The 2.3 GHz i7 processor had 512MB of GPU memory. The models that were higher specced than that had 1GB of dedicated video RAM.
Here's what you're wondering about specifically: I have the 2.3GHz model as my daily computer, typing from it to write this message. When I am not connected to an external monitor or using intensive applications it uses 1536MB (~1.5GB) of RAM from the normal system memory and completely shuts down the GPU, saving energy. The higher end model does just the same, using the 1GB of GPU memory only when needed.
They all use 1.5GB of system memory if the GPU isn't on. When it is needed they seamlessly turn on the more powerful, faster graphics dedicated memory.
Here are three screenshots I just took... First is an overview of the mid 2012 MBP product line, the second and third are screenshots of when my MBP is connected and also disconected from my external monitor. When display is connected, GPU is on.
For what very much most people use computers for, these mid2012 MBPs are still very nice machines.
Since this is my 1000th post, I thought I'd make it a quality one! Happy Monday, hope this helps!
I'm sorry, I was thinking of the 15 inch models. They have quad core processors and GPUs. The 13 inch models have dual core processors and also do not have dedicated GPUs. The app that I am used for the first screenshot, Mactracker, available in the Mac App Store for free if you already have a Mac, does not explain how either of the levels of 13 in MBPs could have 1536MB of shared video ram. It just shows up to 1 GB of shared RAM. I'm not saying the App is infallible, but I have no reason to doubt wither the app or the screenshot you provided.
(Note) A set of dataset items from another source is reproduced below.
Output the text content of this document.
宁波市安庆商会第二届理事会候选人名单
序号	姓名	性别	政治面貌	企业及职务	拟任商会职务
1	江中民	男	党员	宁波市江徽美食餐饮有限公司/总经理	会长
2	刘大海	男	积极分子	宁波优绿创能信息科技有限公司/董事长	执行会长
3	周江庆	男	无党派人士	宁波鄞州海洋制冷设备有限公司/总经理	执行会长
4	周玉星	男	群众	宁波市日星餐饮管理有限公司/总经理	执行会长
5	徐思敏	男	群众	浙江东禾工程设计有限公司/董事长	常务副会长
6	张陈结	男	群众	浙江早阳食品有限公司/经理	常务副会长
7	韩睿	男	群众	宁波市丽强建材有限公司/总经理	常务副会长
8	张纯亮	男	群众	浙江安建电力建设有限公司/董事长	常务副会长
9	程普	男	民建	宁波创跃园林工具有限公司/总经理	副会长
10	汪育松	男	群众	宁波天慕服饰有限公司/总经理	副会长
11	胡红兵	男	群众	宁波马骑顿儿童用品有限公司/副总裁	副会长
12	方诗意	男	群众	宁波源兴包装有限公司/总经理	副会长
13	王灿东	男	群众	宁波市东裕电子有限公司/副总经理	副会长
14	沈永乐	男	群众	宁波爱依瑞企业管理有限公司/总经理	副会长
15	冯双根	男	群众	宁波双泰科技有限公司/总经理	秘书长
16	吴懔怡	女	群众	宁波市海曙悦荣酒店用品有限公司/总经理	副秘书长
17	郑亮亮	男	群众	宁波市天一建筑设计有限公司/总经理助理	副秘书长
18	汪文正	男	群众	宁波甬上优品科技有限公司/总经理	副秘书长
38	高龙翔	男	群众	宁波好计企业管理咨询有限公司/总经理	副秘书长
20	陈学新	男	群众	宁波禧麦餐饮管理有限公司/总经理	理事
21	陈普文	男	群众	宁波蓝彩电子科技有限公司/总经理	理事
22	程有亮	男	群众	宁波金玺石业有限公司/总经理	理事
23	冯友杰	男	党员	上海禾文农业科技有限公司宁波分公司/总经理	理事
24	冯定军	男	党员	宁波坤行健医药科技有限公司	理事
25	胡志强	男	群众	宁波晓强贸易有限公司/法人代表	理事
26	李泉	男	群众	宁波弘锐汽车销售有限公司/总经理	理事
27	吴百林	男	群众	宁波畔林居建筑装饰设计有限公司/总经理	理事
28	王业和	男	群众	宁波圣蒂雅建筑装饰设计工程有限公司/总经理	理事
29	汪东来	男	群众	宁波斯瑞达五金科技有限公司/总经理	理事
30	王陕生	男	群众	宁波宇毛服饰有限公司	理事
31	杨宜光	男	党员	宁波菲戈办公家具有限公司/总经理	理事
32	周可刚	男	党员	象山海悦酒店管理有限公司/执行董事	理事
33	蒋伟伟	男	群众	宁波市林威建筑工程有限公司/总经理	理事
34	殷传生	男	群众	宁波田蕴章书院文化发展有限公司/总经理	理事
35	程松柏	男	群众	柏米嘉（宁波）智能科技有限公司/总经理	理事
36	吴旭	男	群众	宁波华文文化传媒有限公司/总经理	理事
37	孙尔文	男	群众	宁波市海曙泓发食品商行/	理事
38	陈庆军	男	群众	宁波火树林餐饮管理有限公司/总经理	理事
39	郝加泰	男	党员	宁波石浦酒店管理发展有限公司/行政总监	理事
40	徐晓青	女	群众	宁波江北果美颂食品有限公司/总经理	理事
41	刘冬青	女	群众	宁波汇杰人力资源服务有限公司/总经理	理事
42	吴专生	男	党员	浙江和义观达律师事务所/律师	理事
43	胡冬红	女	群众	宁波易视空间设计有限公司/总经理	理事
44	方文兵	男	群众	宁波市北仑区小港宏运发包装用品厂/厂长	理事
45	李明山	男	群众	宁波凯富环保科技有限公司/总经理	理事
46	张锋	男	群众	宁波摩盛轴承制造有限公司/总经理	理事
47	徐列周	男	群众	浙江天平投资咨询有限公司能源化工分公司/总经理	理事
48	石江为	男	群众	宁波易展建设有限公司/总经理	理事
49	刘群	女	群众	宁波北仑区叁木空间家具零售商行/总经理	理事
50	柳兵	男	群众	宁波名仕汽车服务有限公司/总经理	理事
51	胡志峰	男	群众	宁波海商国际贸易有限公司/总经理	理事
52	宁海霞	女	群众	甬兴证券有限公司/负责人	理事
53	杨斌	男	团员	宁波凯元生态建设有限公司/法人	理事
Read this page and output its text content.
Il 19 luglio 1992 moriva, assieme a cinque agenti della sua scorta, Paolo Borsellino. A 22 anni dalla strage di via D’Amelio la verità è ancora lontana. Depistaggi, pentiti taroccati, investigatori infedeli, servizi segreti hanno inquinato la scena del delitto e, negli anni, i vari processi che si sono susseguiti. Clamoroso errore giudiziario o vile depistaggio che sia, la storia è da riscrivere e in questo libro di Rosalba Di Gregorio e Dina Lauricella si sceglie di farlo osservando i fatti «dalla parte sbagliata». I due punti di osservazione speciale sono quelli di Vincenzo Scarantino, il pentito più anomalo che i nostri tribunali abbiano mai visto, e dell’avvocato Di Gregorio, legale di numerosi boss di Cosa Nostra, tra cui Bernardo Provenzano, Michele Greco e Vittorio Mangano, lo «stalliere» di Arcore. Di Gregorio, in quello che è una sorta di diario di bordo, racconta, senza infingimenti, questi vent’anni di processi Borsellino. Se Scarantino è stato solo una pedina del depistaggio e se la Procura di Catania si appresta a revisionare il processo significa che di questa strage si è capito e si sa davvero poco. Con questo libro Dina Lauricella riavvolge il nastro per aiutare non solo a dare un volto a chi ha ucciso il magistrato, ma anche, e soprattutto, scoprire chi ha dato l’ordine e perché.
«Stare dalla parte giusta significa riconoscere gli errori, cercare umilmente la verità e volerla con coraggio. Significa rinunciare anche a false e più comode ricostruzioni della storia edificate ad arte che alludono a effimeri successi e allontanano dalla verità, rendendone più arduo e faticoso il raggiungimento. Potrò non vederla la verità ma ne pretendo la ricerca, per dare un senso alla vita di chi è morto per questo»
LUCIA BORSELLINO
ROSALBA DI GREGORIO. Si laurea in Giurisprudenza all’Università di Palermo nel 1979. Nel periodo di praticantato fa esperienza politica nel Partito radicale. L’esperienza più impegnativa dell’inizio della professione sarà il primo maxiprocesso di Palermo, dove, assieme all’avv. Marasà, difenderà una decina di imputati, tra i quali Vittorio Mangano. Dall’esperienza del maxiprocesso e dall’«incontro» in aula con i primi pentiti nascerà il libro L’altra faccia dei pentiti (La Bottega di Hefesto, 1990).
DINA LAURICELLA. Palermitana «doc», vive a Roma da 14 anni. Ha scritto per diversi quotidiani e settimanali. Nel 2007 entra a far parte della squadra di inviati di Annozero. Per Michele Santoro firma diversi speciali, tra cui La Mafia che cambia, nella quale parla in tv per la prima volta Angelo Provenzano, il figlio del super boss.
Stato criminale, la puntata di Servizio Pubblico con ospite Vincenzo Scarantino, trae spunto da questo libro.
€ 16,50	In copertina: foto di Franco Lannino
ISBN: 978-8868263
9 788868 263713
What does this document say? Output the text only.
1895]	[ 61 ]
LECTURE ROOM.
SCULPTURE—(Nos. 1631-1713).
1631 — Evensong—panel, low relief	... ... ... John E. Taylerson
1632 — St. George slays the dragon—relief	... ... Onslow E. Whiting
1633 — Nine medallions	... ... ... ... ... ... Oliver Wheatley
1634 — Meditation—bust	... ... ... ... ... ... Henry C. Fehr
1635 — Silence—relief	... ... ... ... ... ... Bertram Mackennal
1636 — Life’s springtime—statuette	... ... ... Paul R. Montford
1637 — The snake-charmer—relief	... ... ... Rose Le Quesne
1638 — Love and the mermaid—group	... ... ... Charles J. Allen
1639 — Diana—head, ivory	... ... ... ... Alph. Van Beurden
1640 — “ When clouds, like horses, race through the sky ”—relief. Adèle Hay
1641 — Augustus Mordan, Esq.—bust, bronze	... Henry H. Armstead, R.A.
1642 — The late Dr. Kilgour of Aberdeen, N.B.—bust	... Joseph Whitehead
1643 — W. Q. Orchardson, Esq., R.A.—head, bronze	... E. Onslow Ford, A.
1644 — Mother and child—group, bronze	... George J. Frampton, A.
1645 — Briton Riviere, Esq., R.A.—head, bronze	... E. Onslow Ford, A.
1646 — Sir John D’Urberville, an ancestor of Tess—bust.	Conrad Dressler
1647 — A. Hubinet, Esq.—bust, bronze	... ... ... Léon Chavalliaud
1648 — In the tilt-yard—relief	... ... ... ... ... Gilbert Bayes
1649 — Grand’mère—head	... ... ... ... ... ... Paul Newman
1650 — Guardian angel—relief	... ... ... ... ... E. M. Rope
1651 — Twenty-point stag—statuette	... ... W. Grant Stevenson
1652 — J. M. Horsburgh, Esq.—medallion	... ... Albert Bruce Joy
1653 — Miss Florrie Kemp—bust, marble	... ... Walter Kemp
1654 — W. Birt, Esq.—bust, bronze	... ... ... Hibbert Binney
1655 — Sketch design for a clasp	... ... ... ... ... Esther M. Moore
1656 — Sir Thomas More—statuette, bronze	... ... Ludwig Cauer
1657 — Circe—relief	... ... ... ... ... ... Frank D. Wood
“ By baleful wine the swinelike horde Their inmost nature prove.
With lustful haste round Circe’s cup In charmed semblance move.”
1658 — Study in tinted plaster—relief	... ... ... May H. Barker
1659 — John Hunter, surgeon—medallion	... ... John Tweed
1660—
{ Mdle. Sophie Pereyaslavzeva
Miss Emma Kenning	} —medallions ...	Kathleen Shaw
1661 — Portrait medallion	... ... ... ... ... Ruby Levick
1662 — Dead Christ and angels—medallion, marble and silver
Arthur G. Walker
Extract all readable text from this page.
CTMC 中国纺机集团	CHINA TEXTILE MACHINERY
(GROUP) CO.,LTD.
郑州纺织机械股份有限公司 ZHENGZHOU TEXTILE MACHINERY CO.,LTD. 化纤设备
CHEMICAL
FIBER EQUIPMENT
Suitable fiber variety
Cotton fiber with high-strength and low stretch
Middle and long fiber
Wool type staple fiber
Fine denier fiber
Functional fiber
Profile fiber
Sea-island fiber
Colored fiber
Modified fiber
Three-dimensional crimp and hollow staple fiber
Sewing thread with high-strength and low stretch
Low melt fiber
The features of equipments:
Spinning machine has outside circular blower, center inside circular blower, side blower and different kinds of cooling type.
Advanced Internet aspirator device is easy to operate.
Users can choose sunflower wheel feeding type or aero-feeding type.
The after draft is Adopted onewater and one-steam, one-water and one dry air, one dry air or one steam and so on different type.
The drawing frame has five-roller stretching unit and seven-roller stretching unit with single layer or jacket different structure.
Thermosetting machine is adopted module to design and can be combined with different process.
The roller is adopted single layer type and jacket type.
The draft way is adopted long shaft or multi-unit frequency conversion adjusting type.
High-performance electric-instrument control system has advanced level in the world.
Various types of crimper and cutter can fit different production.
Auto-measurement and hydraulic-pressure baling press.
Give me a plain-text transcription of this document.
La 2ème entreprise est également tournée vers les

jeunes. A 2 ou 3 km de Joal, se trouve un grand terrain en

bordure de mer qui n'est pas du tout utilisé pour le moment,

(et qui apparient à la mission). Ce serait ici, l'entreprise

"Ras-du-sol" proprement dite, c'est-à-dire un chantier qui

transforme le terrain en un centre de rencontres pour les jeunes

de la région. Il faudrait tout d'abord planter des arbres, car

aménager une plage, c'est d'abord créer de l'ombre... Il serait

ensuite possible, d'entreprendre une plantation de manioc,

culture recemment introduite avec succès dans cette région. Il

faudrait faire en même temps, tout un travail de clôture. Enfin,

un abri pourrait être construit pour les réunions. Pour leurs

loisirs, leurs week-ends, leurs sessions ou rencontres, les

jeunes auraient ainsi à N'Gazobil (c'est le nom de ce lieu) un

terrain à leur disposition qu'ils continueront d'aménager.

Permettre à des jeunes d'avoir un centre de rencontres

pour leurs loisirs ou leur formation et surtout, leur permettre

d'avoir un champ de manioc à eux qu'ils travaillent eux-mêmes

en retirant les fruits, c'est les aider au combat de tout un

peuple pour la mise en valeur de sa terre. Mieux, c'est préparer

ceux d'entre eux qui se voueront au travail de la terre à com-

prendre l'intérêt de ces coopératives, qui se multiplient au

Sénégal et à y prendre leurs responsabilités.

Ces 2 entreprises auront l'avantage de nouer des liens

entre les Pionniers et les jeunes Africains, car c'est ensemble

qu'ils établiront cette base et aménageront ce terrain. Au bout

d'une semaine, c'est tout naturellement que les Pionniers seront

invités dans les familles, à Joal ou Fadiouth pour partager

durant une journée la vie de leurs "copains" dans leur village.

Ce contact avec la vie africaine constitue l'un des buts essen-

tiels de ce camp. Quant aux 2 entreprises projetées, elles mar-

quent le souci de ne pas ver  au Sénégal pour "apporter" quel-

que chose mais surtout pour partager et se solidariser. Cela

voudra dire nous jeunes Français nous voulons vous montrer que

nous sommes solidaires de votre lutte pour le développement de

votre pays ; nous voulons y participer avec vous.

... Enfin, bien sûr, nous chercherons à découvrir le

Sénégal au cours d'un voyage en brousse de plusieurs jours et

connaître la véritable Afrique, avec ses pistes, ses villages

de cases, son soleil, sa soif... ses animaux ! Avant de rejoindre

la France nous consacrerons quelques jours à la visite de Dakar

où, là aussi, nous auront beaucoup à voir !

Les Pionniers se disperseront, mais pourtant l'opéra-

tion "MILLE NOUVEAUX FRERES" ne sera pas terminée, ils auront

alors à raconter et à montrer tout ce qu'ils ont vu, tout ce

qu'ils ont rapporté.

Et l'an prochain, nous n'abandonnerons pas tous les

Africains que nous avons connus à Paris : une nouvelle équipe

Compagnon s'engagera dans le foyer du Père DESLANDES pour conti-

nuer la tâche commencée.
What does seem curious to me is the the computer with less overall system RAM gave up more video RAM for sharing. 1536 MB of shared RAM for the Intel HD Graphics 4000 onboard video lines up with mine, so that makes some sense. Really, I would expect the shared amount of video RAM to be based off of the processor, but since both are the higher end 2.9 GHz dual core i7 instead of the lower end 2.5 GHz dual core i5, they should be equals.
My 15 inch MBP starts up the dedicated graphics card when I open programs like Google Earth, Aperture, or video games, and also with an external display. It works great for me... When it is using the integrated graphics, it also works well, but then again, in those situations it doesn't need gobs of power in the graphics department. I frankly don't know how well it would work in more intense situations without a dedicated card. The 13 and the 15 inch computers all can drive the same size displays, so yeah....
Here's the screenshot of information for the mid 2012 13 inch MBP...
Your second system is an older version of OS X - can't tell from that shot, but probably Mavericks --- might even be Lion, which is original version to that model.
El Capitan will provide a higher amount of video memory from the same Intel HD graphics.
Lion would show the 512MB that you see. Mavericks (I think) would show 1024 MB, and Yosemite, then El Capitan shows the 1536MB. (But, I thought that you would also need more than 8GB to display the full 1536MB. I guess I never tried taking any RAM out, but there it is in the screen shot showing 4GB of RAM. )
Anyway, the two systems don't have the same OS X version. That's the difference.
I remembered that my mother also has a mid 2012 MBP, hers is the more relevant to this thread 13 inch model. It apparently reports that it is a 2.5 GHz 13" MBP has 10GB of system RAM and shares 1536MB of it to the integrated Intel HD 4000 processor. SO, if you have any mid 2012 MBP with the most up to date operating system, it will at least have 1536MB of (shared) video RAM, or better if a 15" model. I think this just about solves it.